One solution might be to find and set an input device for a separate input audio unit instead of depending on the default output unit. Try a USB mic, for instance.
According to this article https://www.native-instruments.com/forum/threads/latency-drift-problem-on-macbook.175551/ this problem appears to be a usb audio driver bug in maverick. I didn't find a kext replacement solution anywhere.
After making a sonar type tester (1 cycle 22khz square wave click every 600 ms to speaker, display selected recorded frame number after click) and could see the 3 to 4 samples drift per second along with the distortion/latency drift reset experience after 1.5 hrs, I decided to look around and find how to access the buffer pointers to stabilise the latency drift, but also no luck.

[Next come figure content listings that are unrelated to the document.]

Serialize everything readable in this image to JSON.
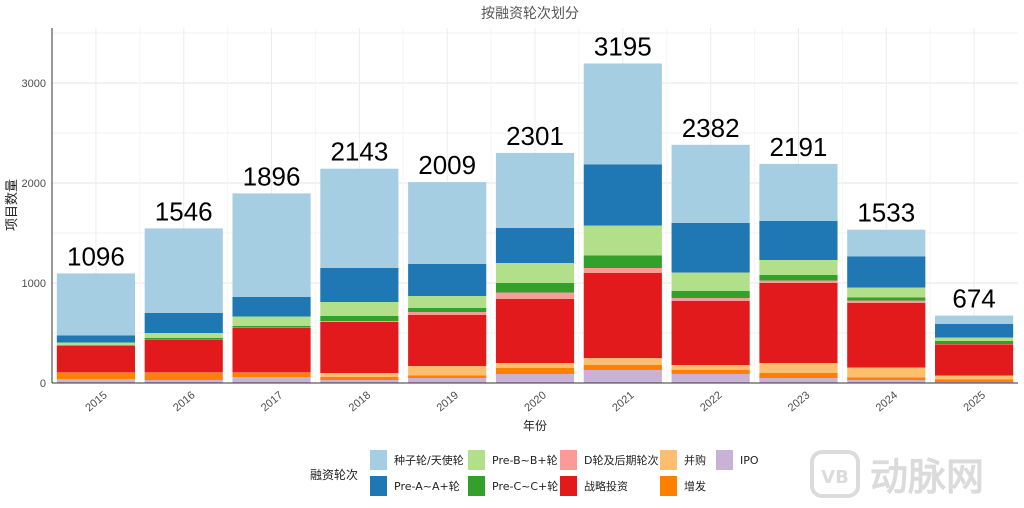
{
  "chart_data": {
    "type": "bar",
    "stacked": true,
    "title": "按融资轮次划分",
    "xlabel": "年份",
    "ylabel": "项目数量",
    "ylim": [
      0,
      3550
    ],
    "yticks": [
      0,
      1000,
      2000,
      3000
    ],
    "grid": true,
    "legend_title": "融资轮次",
    "legend_position": "bottom",
    "categories": [
      "2015",
      "2016",
      "2017",
      "2018",
      "2019",
      "2020",
      "2021",
      "2022",
      "2023",
      "2024",
      "2025"
    ],
    "totals": [
      1096,
      1546,
      1896,
      2143,
      2009,
      2301,
      3195,
      2382,
      2191,
      1533,
      674
    ],
    "series": [
      {
        "name": "IPO",
        "color": "#cab2d6",
        "values": [
          40,
          30,
          60,
          30,
          50,
          90,
          130,
          90,
          50,
          30,
          10
        ]
      },
      {
        "name": "增发",
        "color": "#ff7f00",
        "values": [
          60,
          70,
          40,
          30,
          25,
          60,
          50,
          40,
          50,
          25,
          25
        ]
      },
      {
        "name": "并购",
        "color": "#fdbf6f",
        "values": [
          5,
          5,
          5,
          40,
          95,
          50,
          70,
          50,
          100,
          100,
          40
        ]
      },
      {
        "name": "战略投资",
        "color": "#e31a1c",
        "values": [
          265,
          330,
          445,
          510,
          510,
          640,
          850,
          640,
          800,
          645,
          310
        ]
      },
      {
        "name": "D轮及后期轮次",
        "color": "#fb9a99",
        "values": [
          5,
          5,
          5,
          10,
          30,
          65,
          50,
          30,
          25,
          25,
          5
        ]
      },
      {
        "name": "Pre-C~C+轮",
        "color": "#33a02c",
        "values": [
          5,
          10,
          15,
          50,
          40,
          95,
          125,
          70,
          55,
          30,
          30
        ]
      },
      {
        "name": "Pre-B~B+轮",
        "color": "#b2df8a",
        "values": [
          25,
          50,
          95,
          140,
          120,
          200,
          300,
          185,
          150,
          100,
          35
        ]
      },
      {
        "name": "Pre-A~A+轮",
        "color": "#1f78b4",
        "values": [
          70,
          200,
          195,
          340,
          320,
          350,
          610,
          495,
          390,
          310,
          135
        ]
      },
      {
        "name": "种子轮/天使轮",
        "color": "#a6cee3",
        "values": [
          621,
          846,
          1036,
          993,
          819,
          751,
          1010,
          782,
          571,
          268,
          84
        ]
      }
    ],
    "legend_order": [
      "种子轮/天使轮",
      "Pre-A~A+轮",
      "Pre-B~B+轮",
      "Pre-C~C+轮",
      "D轮及后期轮次",
      "战略投资",
      "并购",
      "增发",
      "IPO"
    ]
  },
  "watermark": "动脉网"
}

Also api latency queries show no changes as it drifts.
I did find that you could reset the latency with audiounitstop then audiounitstart (same thread), but it worked only if only one audiounit bus system wide was active. Research also showed that the latency could be reset if you toggle the hardware device sample-rate in Audio Midi Setup. this is a bit aggressive and would be uncomfortable for some.
My design toggled the nominalsamplerate (AudioObjectSetPropertyData with kAudioDevicePropertyNominalSampleRate) every 60 minutes (48000 then back to 44100), with delay by way of waiting for change notification through a callback.
This cause a 2 second void in audio input and output every hour. Safari playing a youtube video would mute, and cause a 1-2 second video freeze during this time . VLC showed the same but video remained smooth during 2 second silence.
Like I said, it wouldn't work for all, but I chose system wide 2 second mute every hour over a recording that has 3 minutes of fuzzy audio every 1.5 hrs. Its been posted that a yosemite upgrade fixes this, although some have also found crackling after going up to yosemite.